🤖 AI Summary
To address the challenge of multi-step localization and navigation guided by task-oriented language instructions in real-world indoor 3D environments, this paper introduces the first sequential 3D vision-language grounding task. We present SG3D, a large-scale, multi-step, human-verified dataset comprising 22K tasks and 112K steps, capturing fine-grained action–target temporal relations in daily activities. We propose SG-LLM, a stepwise grounding framework that jointly leverages RGB-D scene representations and the incremental reasoning capabilities of large language models to achieve dynamic, context-aware vision-language alignment. Comprehensive evaluation on the SG3D benchmark reveals that existing methods suffer from limited multi-step contextual modeling, whereas SG-LLM achieves substantial improvements—+18.7% in sequential grounding accuracy and +22.3% in navigation success rate. This work establishes a new paradigm for task-level semantic understanding and execution in embodied agents.
📝 Abstract
Grounding natural language in 3D environments is a critical step toward achieving robust 3D vision-language alignment. Current datasets and models for 3D visual grounding predominantly focus on identifying and localizing objects from static, object-centric descriptions. These approaches do not adequately address the dynamic and sequential nature of task-oriented scenarios.

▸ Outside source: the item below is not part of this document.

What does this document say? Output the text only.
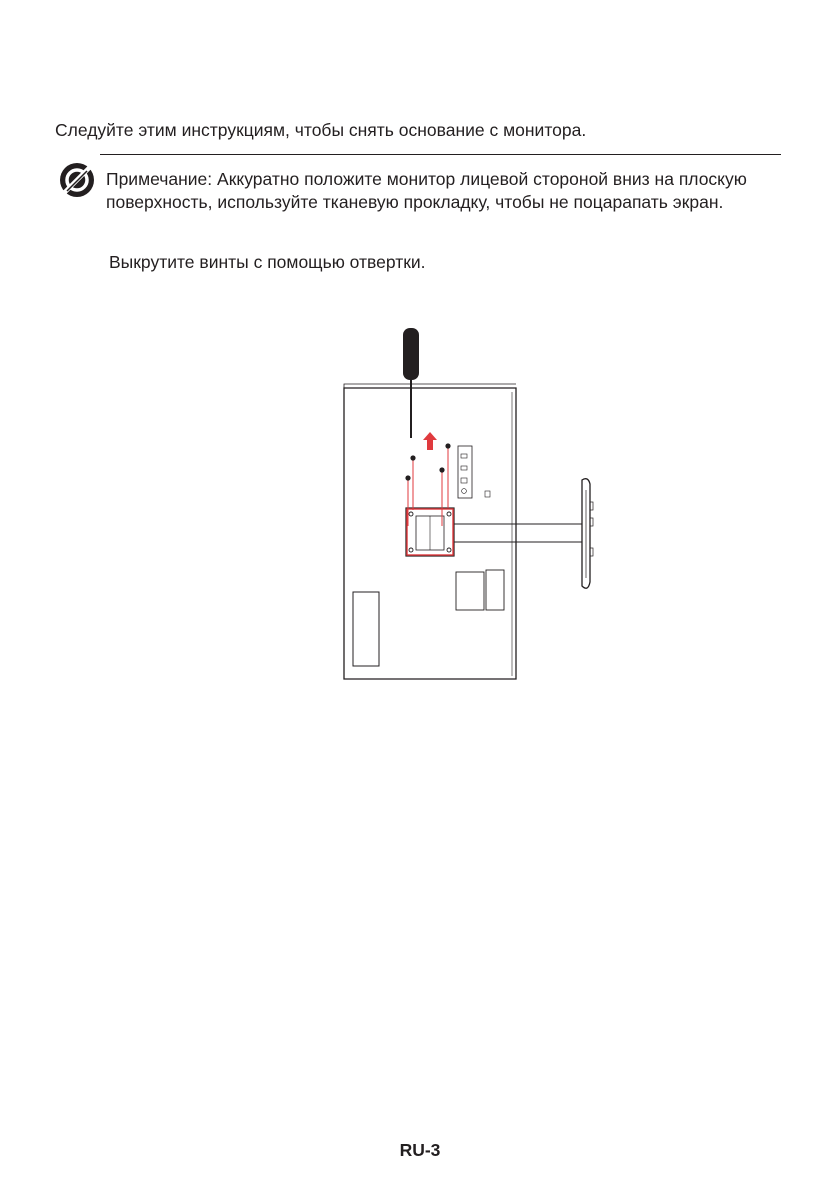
Следуйте этим инструкциям, чтобы снять основание с монитора.
Примечание: Аккуратно положите монитор лицевой стороной вниз на плоскую поверхность, используйте тканевую прокладку, чтобы не поцарапать экран.
Выкрутите винты с помощью отвертки.
RU-3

In this work, we introduce a novel task: Task-oriented Sequential Grounding and Navigation in 3D Scenes, where models must interpret step-by-step instructions for daily activities by either localizing a sequence of target objects in indoor scenes or navigating toward them within a 3D simulator. To facilitate this task, we present SG3D, a large-scale dataset comprising 22,346 tasks with 112,236 steps across 4,895 real-world 3D scenes. The dataset is constructed by combining RGB-D scans from various 3D scene datasets with an automated task generation pipeline, followed by human verification for quality assurance. We benchmark contemporary methods on SG3D, revealing the significant challenges in understanding task-oriented context across multiple steps. Furthermore, we propose SG-LLM, a state-of-the-art approach leveraging a stepwise grounding paradigm to tackle the sequential grounding task. Our findings underscore the need for further research to advance the development of more capable and context-aware embodied agents.